Menurut YLBHI, telegram Kapolri nomor STR/645/X/PAM.3.2./2020 tertanggal 2 Oktober 2020 perintah antisipasi aksi unjuk rasa dan mogok kerja buruh pada 6-8 Oktober 2020 dalam rangka penolakan Omnibus Law RUU Cipta Kerja dapat menimbulkan aksi anarkis dan konflik sosial.
Kata Isnur, Polri tidak berhak untuk mencegah unjuk rasa. Menurut Pasal 13 UU Nomor 9 Tahun 1998, Polri justru bertanggung jawab memberi pengamanan terhadap peserta penyampaian pendapat di muka umum.

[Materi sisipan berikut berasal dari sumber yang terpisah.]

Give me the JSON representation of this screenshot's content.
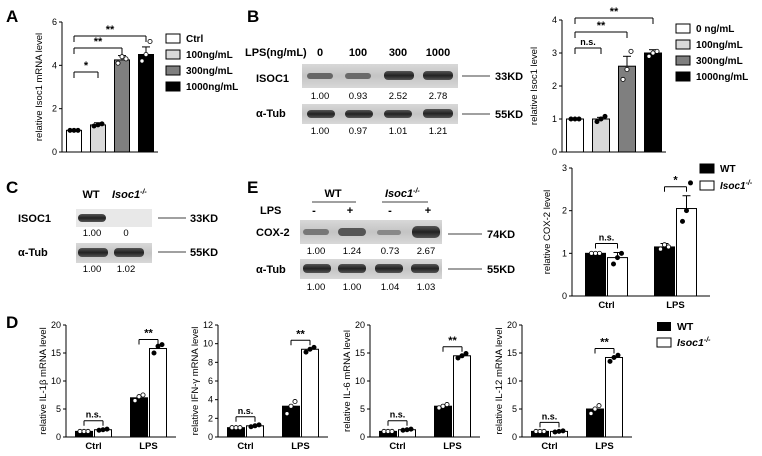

Selain, poin ketiga pada telegram itu yang berbunyi "cegah, redam dan alihkan aksi" guna mencegah penyebaran Covid-19 menurut Isnur itu adalah sikap diskriminatif.

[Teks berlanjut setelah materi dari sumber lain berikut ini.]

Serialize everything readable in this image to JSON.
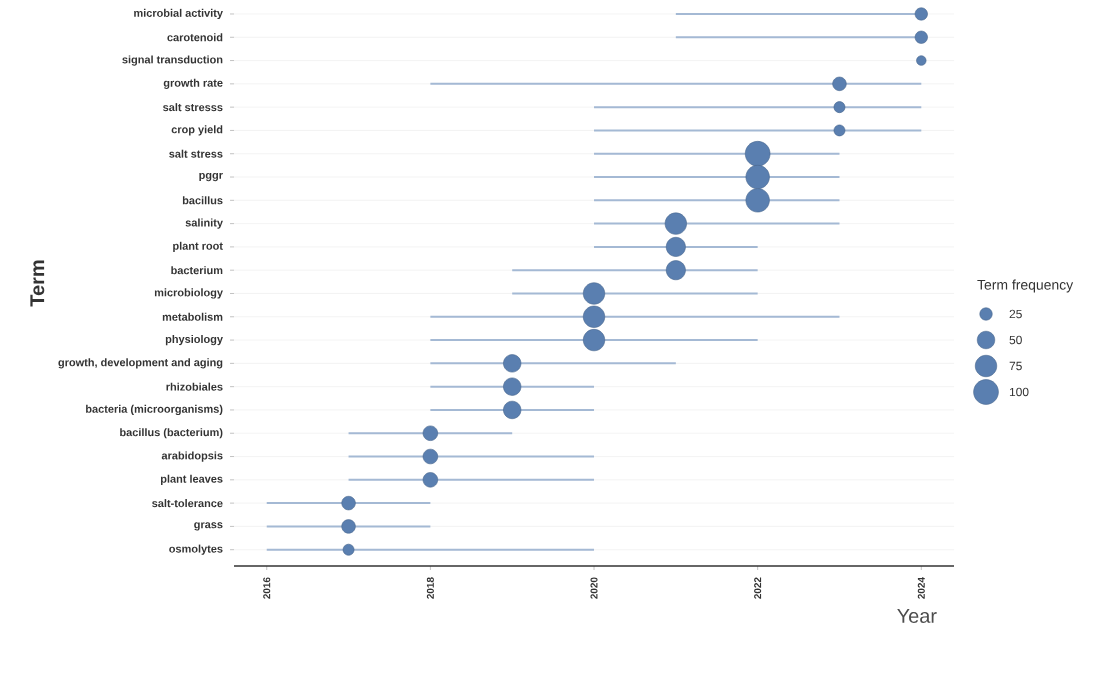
{
  "chart_data": {
    "type": "bubble",
    "orientation": "horizontal",
    "xlabel": "Year",
    "ylabel": "Term",
    "legend_title": "Term frequency",
    "color": "#5a7fb0",
    "categories": [
      "microbial activity",
      "carotenoid",
      "signal transduction",
      "growth rate",
      "salt stresss",
      "crop yield",
      "salt stress",
      "pggr",
      "bacillus",
      "salinity",
      "plant root",
      "bacterium",
      "microbiology",
      "metabolism",
      "physiology",
      "growth, development and aging",
      "rhizobiales",
      "bacteria (microorganisms)",
      "bacillus (bacterium)",
      "arabidopsis",
      "plant leaves",
      "salt-tolerance",
      "grass",
      "osmolytes"
    ],
    "values": [
      2024,
      2024,
      2024,
      2023,
      2023,
      2023,
      2022,
      2022,
      2022,
      2021,
      2021,
      2021,
      2020,
      2020,
      2020,
      2019,
      2019,
      2019,
      2018,
      2018,
      2018,
      2017,
      2017,
      2017
    ],
    "errors": [
      [
        2021,
        2024
      ],
      [
        2021,
        2024
      ],
      [
        2024,
        2024
      ],
      [
        2018,
        2024
      ],
      [
        2020,
        2024
      ],
      [
        2020,
        2024
      ],
      [
        2020,
        2023
      ],
      [
        2020,
        2023
      ],
      [
        2020,
        2023
      ],
      [
        2020,
        2023
      ],
      [
        2020,
        2022
      ],
      [
        2019,
        2022
      ],
      [
        2019,
        2022
      ],
      [
        2018,
        2023
      ],
      [
        2018,
        2022
      ],
      [
        2018,
        2021
      ],
      [
        2018,
        2020
      ],
      [
        2018,
        2020
      ],
      [
        2017,
        2019
      ],
      [
        2017,
        2020
      ],
      [
        2017,
        2020
      ],
      [
        2016,
        2018
      ],
      [
        2016,
        2018
      ],
      [
        2016,
        2020
      ]
    ],
    "sizes": [
      25,
      25,
      15,
      30,
      20,
      20,
      100,
      90,
      90,
      75,
      60,
      60,
      75,
      75,
      75,
      50,
      50,
      50,
      35,
      35,
      35,
      30,
      30,
      20
    ],
    "size_legend": [
      25,
      50,
      75,
      100
    ],
    "xlim": [
      2015.6,
      2024.4
    ],
    "xticks": [
      2016,
      2018,
      2020,
      2022,
      2024
    ],
    "grid": "y"
  }
}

"Padahal sebelum ini telah banyak keramaian yang bahkan tidak mentaati protokol kesehatan seperti perusahaan, pusat perbelanjaan bahkan bandara. Sebaliknya, dua aksi tolak Omnibus Law sebelumnya terbukti tidak menimbulkan klaster baru Covid-19," kata Isnur.
Kemudian, YLBHI menilai ada penyalahgunaan wewenang oleh Polri terutama pada poin nomor lima yang berbunyi "lakukan cyber patrol pada medsos dan manajemen media untuk bangun opini publik yang tidak setuju dengan aksi unras di tengah pandemi Covid-19" dan poin keenam yang berisi "lakukan kontra-narasi isu-isu yang mendiskreditkan pemerintah".
Lebih lanjut, Isnur juga menyoroti perintah penegakkan hukum terhadap pelanggaran pidana dengan menggunakan pasal pada UU Kekarantinaan Kesehatan.
YLBHI kemudian membandingkan dengan penegakan hukum terhadap munculnya klaster di lingkungan perkantoran.
"Bahkan berbagai laporan menunjukkan adanya klaster perkantoran, tapi Polri tidak pernah menggunakan Pasal 93 UU Kekarantinaan Kesehatan untuk pengusaha ataupun pejabat yang memerintahkan pekerja/pegawai tetap bekerja," kata dia.
Hingga saat ini, Mabes Polri belum memberikan komentar terkait kritik YLBHI.